Mosman is known for being an expensive suburb to live but it now appears that retailers are openly flaunting the law by charging up to 5% on credit card transactions despite a ban being introduced as to the amount that retailers can charge.
Basil Nut a local Thai resturant is charging 5% on transactions and they are not advising customers of the additional charge, they appear to have ignored the recent 1% and 1.5% rule introduced in Australia.
I discovered the rip off when I recently ordered a takeaway meal at their Mosman restaurant.
After totalling the bill I queried why there was an additional 5% charge for using a credit card Vs paying cash.
They claimed it was “because of bank fees”.
When we explained that the law has recently changed and that business such as Basil Nut can only charge a maximum fee of 1.5% they claimed that because they were a small business they felt they could charge the additional 5% fee.
When it was explained that From September 1, all Australian businesses will be banned from slugging customers with excessive surcharges for using EFTPOS and credit cards to pay for purchases management at the business who go out of their way to solicite cash sales said that this was “The way we do business”.
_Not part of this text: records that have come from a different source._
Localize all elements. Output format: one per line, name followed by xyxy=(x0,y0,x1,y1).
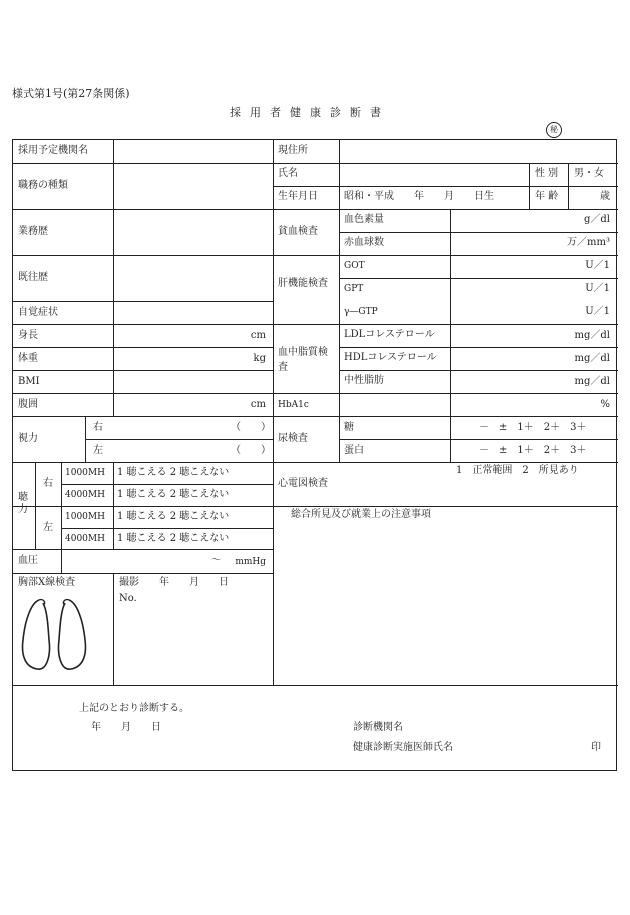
tg-unit: mg／dl xyxy=(574,376,610,387)
gpt-unit: U／1 xyxy=(585,283,610,294)
hearing-options: 1 聴こえる 2 聴こえない xyxy=(117,511,230,522)
urine-sugar-label: 糖 xyxy=(344,422,354,433)
urine-sugar-scale: － ± 1＋ 2＋ 3＋ xyxy=(479,422,587,433)
lipid-label: 血中脂質検査 xyxy=(278,347,328,373)
gpt-label: GPT xyxy=(344,284,364,294)
vision-left-paren: （ ） xyxy=(231,445,271,456)
form-number: 様式第1号(第27条関係) xyxy=(12,87,130,100)
job-type-label: 職務の種類 xyxy=(18,180,68,191)
vision-left-label: 左 xyxy=(93,445,103,456)
waist-unit: cm xyxy=(250,399,266,410)
ggtp-unit: U／1 xyxy=(585,306,610,317)
urine-protein-scale: － ± 1＋ 2＋ 3＋ xyxy=(479,445,587,456)
sex-value: 男・女 xyxy=(574,168,604,179)
vision-right-paren: （ ） xyxy=(231,422,271,433)
vision-label: 視力 xyxy=(18,433,38,444)
hearing-left-label: 左 xyxy=(43,522,53,533)
address-label: 現住所 xyxy=(278,145,308,156)
rbc-label: 赤血球数 xyxy=(344,237,384,248)
symptoms-label: 自覚症状 xyxy=(18,307,58,318)
xray-date: 撮影 年 月 日 xyxy=(119,577,229,588)
hearing-right-label: 右 xyxy=(43,478,53,489)
hdl-label: HDLコレステロール xyxy=(344,352,437,363)
age-label: 年 齢 xyxy=(535,191,559,202)
seal-mark: 印 xyxy=(591,742,601,753)
got-label: GOT xyxy=(344,261,365,271)
xray-number: No. xyxy=(119,593,137,604)
height-unit: cm xyxy=(250,330,266,341)
liver-label: 肝機能検査 xyxy=(278,278,328,289)
hearing-left-4000: 4000MH xyxy=(65,534,105,544)
rbc-unit: 万／mm³ xyxy=(567,237,610,248)
got-unit: U／1 xyxy=(585,260,610,271)
hearing-options: 1 聴こえる 2 聴こえない xyxy=(117,467,230,478)
weight-unit: kg xyxy=(253,353,266,364)
hearing-options: 1 聴こえる 2 聴こえない xyxy=(117,489,230,500)
employer-label: 採用予定機関名 xyxy=(18,145,88,156)
dob-label: 生年月日 xyxy=(278,191,318,202)
age-unit: 歳 xyxy=(600,191,610,202)
overall-findings-label: 総合所見及び就業上の注意事項 xyxy=(291,509,431,520)
ldl-unit: mg／dl xyxy=(574,330,610,341)
hearing-options: 1 聴こえる 2 聴こえない xyxy=(117,533,230,544)
ecg-options: 1 正常範囲 2 所見あり xyxy=(456,465,579,476)
work-history-label: 業務歴 xyxy=(18,226,48,237)
doctor-label: 健康診断実施医師氏名 xyxy=(353,742,453,753)
xray-label: 胸部X線検査 xyxy=(18,577,76,588)
name-label: 氏名 xyxy=(278,168,298,179)
confidential-mark: 秘 xyxy=(546,122,562,138)
medical-history-label: 既往歴 xyxy=(18,272,48,283)
institution-label: 診断機関名 xyxy=(353,722,403,733)
sex-label: 性 別 xyxy=(535,168,559,179)
hba1c-unit: % xyxy=(600,399,610,410)
health-certificate-form xyxy=(12,139,617,771)
hearing-left-1000: 1000MH xyxy=(65,512,105,522)
tg-label: 中性脂肪 xyxy=(344,375,384,386)
hearing-right-4000: 4000MH xyxy=(65,490,105,500)
waist-label: 腹囲 xyxy=(18,399,38,410)
urine-protein-label: 蛋白 xyxy=(344,445,364,456)
dob-value: 昭和・平成 年 月 日生 xyxy=(344,191,494,202)
ldl-label: LDLコレステロール xyxy=(344,329,435,340)
anemia-label: 貧血検査 xyxy=(278,226,318,237)
statement: 上記のとおり診断する。 xyxy=(79,703,189,714)
diagnosis-date: 年 月 日 xyxy=(91,722,161,733)
hearing-right-1000: 1000MH xyxy=(65,468,105,478)
hearing-label: 聴力 xyxy=(18,492,28,515)
ggtp-label: γ―GTP xyxy=(344,307,378,317)
bp-tilde: 〜 xyxy=(211,555,221,566)
document-title: 採用者健康診断書 xyxy=(230,106,390,119)
bp-unit: mmHg xyxy=(235,557,266,567)
lungs-icon xyxy=(19,595,89,675)
bmi-label: BMI xyxy=(18,376,40,387)
bp-label: 血圧 xyxy=(18,555,38,566)
urine-label: 尿検査 xyxy=(278,433,308,444)
weight-label: 体重 xyxy=(18,353,38,364)
hemoglobin-unit: g／dl xyxy=(583,214,610,225)
hemoglobin-label: 血色素量 xyxy=(344,214,384,225)
vision-right-label: 右 xyxy=(93,422,103,433)
ecg-label: 心電図検査 xyxy=(278,478,328,489)
hba1c-label: HbA1c xyxy=(278,400,309,410)
hdl-unit: mg／dl xyxy=(574,353,610,364)
height-label: 身長 xyxy=(18,330,38,341)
It appeared that management were not interested in the new laws especially as they were netting an additional 5% on credit card transactions.
When we asked whether the 5% additional fee applied to orders placed over the phone on a credit card management did not answer my question.
Ban on excessive credit card surcharges extends to all Australian businesses September 1
Customers should expect credit card surcharges to be no more than 1-3pc, depending on the type of card
The Australian Competition and Consumer Commission (ACCC) said the ban, which has been in effect for large businesses since last September, will extend to all businesses that are either based in Australia or use an Australian bank.
The ban means businesses will only be able to charge customers what it actually costs them to process payments for EFTPOS, MasterCard, Visa and American Express cards, including bank fees and terminal costs.
“For example, if a business’s cost of acceptance for Visa credit is 1.5 per cent, consumers can only be charged a surcharge of 1.5 per cent on payments made using a Visa credit card,” ACCC deputy chairman Michael Schaper said.
“Our message to business is that you are not allowed to add on any of your own internal costs when calculating what surcharge you will charge customers.
“The only costs businesses can include are external costs charged to you by your financial provider.”
The ACCC says businesses that want to set a single, flat surcharge across multiple payment methods must set the surcharge at the level of the lowest cost method, not an average.
“Our advice for businesses wanting to set a single surcharge regardless of the type of card their customers use, is it must be the lowest of all the payment methods,” Dr Schaper added.
“You can’t use an average of all payment methods or you will land yourself in trouble.”
That means if a business’s cost of processing for Visa debit is 1 per cent, while its cost for Visa credit is 1.5 per cent and for American Express is 2.5 per cent, the single surcharge would need to be 1 per cent, because that is the lowest of all payment methods.
Small businesses ‘can’t afford not to pass costs on’
The ACCC said the changes will affect billions of transactions each year and are a big win for consumers.